L’écart entre le peuple et les grands trouve son fondement dans celui qui s’élabore entre la vision et le toucher, deux vertus appartenant à deux organes de sens à savoir les yeux et la peau. Si celle-ci réduit à néant la distance qui la sépare du réel en le palpant, le rapport que les yeux entretiennent avec ce même réel reste problématique. En l’approchant de trop il devient flou et en s’éloignant de lui ils perdent les traits distinctifs de ce réel. Peut être une position moyenne permettrait aux yeux de saisir ce dernier d’une manière nette. La meilleure approche à l’égard du réel semble être celle qui conjugue les fonctions respectives de ces deux organes de sens. C’est pourquoi les grands qui voient et touchent, contrairement au peuple qui ne fait que voir, saisissent ce qui échappe à ce dernier à savoir ce qu’est la nature princière.

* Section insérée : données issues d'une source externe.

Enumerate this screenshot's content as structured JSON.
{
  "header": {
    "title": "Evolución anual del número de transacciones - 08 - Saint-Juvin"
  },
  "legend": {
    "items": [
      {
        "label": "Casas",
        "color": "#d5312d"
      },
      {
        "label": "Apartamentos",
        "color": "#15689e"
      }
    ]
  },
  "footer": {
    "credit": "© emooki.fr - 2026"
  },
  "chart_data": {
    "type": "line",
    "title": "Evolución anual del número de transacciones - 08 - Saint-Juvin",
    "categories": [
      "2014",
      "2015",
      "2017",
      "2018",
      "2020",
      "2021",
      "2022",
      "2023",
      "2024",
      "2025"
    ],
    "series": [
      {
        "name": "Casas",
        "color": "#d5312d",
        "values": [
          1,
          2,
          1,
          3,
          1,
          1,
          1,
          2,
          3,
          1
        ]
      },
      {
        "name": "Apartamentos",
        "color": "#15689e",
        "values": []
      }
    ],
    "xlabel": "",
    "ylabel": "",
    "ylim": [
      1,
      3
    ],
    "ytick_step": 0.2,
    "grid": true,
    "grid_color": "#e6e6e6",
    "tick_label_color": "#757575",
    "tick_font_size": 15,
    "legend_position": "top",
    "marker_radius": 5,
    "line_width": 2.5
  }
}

Si le peuple et les grands peuvent entrer dans une lutte favorable à l’équilibre social, c’est parce que cette dernière n’aboutit pas à l’anéantissement de l’un des partis. Durant ces querelles qui participent au dynamisme social, le peuple profite de son atout à savoir la supériorité numérique et les grands s’appuient sur ce qu’ils ont de plus que le peuple à savoir leur perspicacité. Et c’est ainsi que les deux partis parviennent à se neutraliser. Ajoutons que durant ces querelles perpétuelles, ces deux classes adoptent des stratégies en essayant de donner à leur opposition un accent politique. De même que les grands, le peuple tente de s’approprier les prérogatives de l’Etat pour parvenir à ses objectifs. C’est ce que Machiavel exprime en ces termes : « lorsque les grands constatent qu’ils ne peuvent résister au peuple, ils gonflent un des leurs de prestige, puis le font prince, afin de pouvoir sous son aide rassasier leur appétit. Le peuple de son côté, constatant qu’il ne peut leur résister, gonfle un des siens, puis le fait prince, pour se mettre à l’abri de son autorité »29.

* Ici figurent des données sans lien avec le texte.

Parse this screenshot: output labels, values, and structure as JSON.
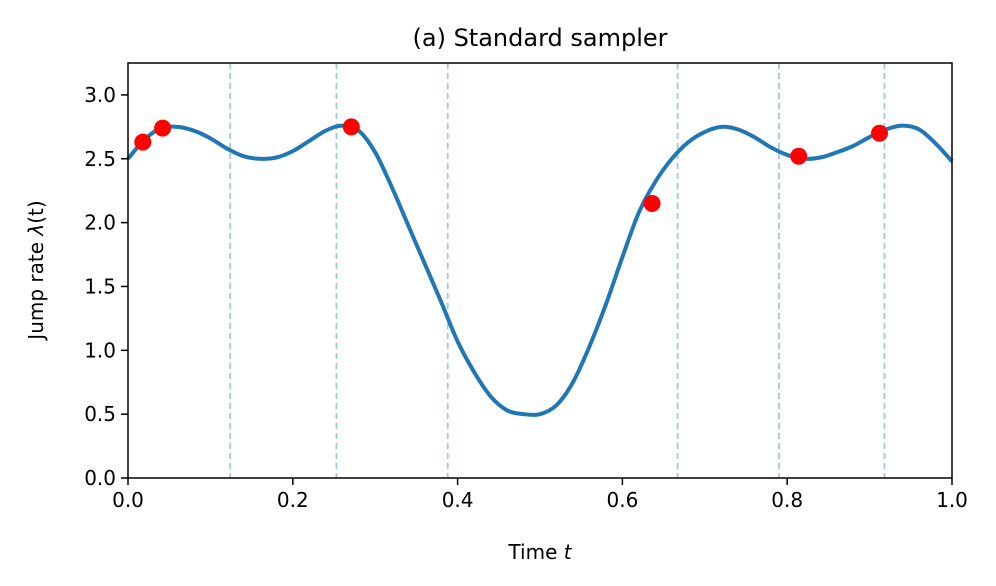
{
  "chart_data": {
    "type": "line",
    "title": "(a) Standard sampler",
    "xlabel": {
      "text": "Time ",
      "var": "t"
    },
    "ylabel": {
      "text": "Jump rate ",
      "var": "λ",
      "tail": "(t)"
    },
    "xlim": [
      0.0,
      1.0
    ],
    "ylim": [
      0.0,
      3.25
    ],
    "xticks": [
      0.0,
      0.2,
      0.4,
      0.6,
      0.8,
      1.0
    ],
    "xtick_labels": [
      "0.0",
      "0.2",
      "0.4",
      "0.6",
      "0.8",
      "1.0"
    ],
    "yticks": [
      0.0,
      0.5,
      1.0,
      1.5,
      2.0,
      2.5,
      3.0
    ],
    "ytick_labels": [
      "0.0",
      "0.5",
      "1.0",
      "1.5",
      "2.0",
      "2.5",
      "3.0"
    ],
    "grid": false,
    "colors": {
      "line": "#1f77b4",
      "points": "#ff0000",
      "vlines": "#9ecae1"
    },
    "series": [
      {
        "type": "line",
        "x": [
          0.0,
          0.02,
          0.04,
          0.06,
          0.08,
          0.1,
          0.12,
          0.14,
          0.16,
          0.18,
          0.2,
          0.22,
          0.24,
          0.26,
          0.28,
          0.3,
          0.32,
          0.34,
          0.36,
          0.38,
          0.4,
          0.42,
          0.44,
          0.46,
          0.48,
          0.5,
          0.52,
          0.54,
          0.56,
          0.58,
          0.6,
          0.62,
          0.64,
          0.66,
          0.68,
          0.7,
          0.72,
          0.74,
          0.76,
          0.78,
          0.8,
          0.82,
          0.84,
          0.86,
          0.88,
          0.9,
          0.92,
          0.94,
          0.96,
          0.98,
          1.0
        ],
        "y": [
          2.5,
          2.65,
          2.74,
          2.75,
          2.72,
          2.66,
          2.58,
          2.52,
          2.5,
          2.51,
          2.56,
          2.64,
          2.72,
          2.76,
          2.72,
          2.55,
          2.28,
          1.98,
          1.68,
          1.38,
          1.07,
          0.83,
          0.64,
          0.53,
          0.5,
          0.5,
          0.57,
          0.75,
          1.03,
          1.36,
          1.73,
          2.08,
          2.32,
          2.5,
          2.63,
          2.71,
          2.75,
          2.73,
          2.67,
          2.59,
          2.53,
          2.5,
          2.51,
          2.55,
          2.6,
          2.67,
          2.73,
          2.76,
          2.73,
          2.62,
          2.48
        ]
      },
      {
        "type": "scatter",
        "x": [
          0.018,
          0.042,
          0.271,
          0.636,
          0.814,
          0.912
        ],
        "y": [
          2.63,
          2.74,
          2.75,
          2.15,
          2.52,
          2.7
        ]
      },
      {
        "type": "vlines",
        "x": [
          0.124,
          0.253,
          0.388,
          0.667,
          0.79,
          0.918
        ]
      }
    ]
  }
}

Si chaque parti cherche à établir un prince qui vient de son rang, c’est que peuple et grands reconnaissent l’autorité et la suprématie du pouvoir étatique. Ils savent que c’est en cette instance symbolisant tous les individus de la société que s’annulent les oppositions de classes. L’Etat en tant que structure de droit a le monopole de la coercition légitime et peut l’exercer contre n’importe quel individu. Et comme « toutes les querelles qui naissent entre la noblesse et le peuple naissent du désir que la première a de commander et que la seconde a de ne pas lui obéir »30, chaque parti convoite les prérogatives de l’Etat pour pouvoir au nom du droit satisfaire son désir.

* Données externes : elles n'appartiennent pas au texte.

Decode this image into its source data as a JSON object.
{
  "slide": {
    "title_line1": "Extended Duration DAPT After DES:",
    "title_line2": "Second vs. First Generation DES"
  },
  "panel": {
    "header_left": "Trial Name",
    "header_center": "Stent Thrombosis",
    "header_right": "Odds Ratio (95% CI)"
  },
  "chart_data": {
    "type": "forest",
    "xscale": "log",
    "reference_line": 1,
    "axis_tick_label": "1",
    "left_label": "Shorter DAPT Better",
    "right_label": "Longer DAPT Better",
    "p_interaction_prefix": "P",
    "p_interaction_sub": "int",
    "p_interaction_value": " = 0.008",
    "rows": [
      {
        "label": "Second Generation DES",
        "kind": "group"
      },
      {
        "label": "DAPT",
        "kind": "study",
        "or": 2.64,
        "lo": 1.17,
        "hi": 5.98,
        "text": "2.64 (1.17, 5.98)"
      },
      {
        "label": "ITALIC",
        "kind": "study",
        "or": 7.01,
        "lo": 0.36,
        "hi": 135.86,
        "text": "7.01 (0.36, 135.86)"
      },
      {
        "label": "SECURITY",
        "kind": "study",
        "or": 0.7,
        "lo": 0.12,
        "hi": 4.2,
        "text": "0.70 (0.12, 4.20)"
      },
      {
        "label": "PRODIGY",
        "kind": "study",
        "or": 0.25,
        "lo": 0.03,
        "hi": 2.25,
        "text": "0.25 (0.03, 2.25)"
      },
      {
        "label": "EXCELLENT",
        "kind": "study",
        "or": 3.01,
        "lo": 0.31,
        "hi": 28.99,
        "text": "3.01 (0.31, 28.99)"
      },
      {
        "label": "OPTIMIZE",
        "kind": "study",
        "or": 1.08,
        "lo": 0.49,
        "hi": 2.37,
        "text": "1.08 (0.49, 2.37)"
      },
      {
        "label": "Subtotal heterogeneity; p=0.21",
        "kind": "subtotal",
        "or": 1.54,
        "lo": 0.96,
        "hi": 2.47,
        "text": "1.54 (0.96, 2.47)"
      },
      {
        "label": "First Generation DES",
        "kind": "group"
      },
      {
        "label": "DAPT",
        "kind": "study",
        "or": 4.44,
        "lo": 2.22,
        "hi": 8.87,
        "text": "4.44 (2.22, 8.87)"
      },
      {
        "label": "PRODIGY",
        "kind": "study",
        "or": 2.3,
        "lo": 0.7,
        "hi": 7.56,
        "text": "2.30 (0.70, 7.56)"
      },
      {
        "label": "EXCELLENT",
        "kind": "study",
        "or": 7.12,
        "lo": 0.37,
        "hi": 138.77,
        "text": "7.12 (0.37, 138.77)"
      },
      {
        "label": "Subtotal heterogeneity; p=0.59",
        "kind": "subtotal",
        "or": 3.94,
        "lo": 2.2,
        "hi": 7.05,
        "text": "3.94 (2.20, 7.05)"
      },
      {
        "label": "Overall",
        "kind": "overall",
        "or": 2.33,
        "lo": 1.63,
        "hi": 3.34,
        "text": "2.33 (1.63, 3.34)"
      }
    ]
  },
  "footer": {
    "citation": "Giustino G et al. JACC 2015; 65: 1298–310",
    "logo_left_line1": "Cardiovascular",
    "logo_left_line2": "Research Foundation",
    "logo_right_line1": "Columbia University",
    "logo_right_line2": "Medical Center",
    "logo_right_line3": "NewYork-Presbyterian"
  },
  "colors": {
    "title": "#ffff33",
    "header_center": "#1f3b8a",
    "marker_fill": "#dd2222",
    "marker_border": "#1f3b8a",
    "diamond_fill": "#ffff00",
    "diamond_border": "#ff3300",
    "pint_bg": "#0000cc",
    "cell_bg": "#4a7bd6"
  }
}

Tout pouvoir s’appuie soit sur le peuple soit sur les grands. Mais aucun pouvoir ne doit travailler à l’anéantissement de l’un de ces partis pour entraîner la disparition de la lutte des forces antagonistes. Celles-ci justifient l’existence de tout pouvoir qui doit avoir pour fonction d’établir un ordre en réglementant un désordre. Le pouvoir « impose aux désirs une limite qui supplée à l’incapacité des hommes à limiter par eux-mêmes leurs désirs »31. La division peuple et grands s’opère à l’intérieur d’une structure qui entraîne l’interaction des éléments constitués ici par les deux classes aux humeurs opposées. Il y a une sorte d’interdépendance qui fait que le peuple existe par rapport aux grands et réciproquement ceux-ci par rapport à celui-là. Avec le pouvoir en place « la désunion est convertie en union en étant instituée, et cette institution est seule à même d’éviter les effets destructeurs de la désunion »32.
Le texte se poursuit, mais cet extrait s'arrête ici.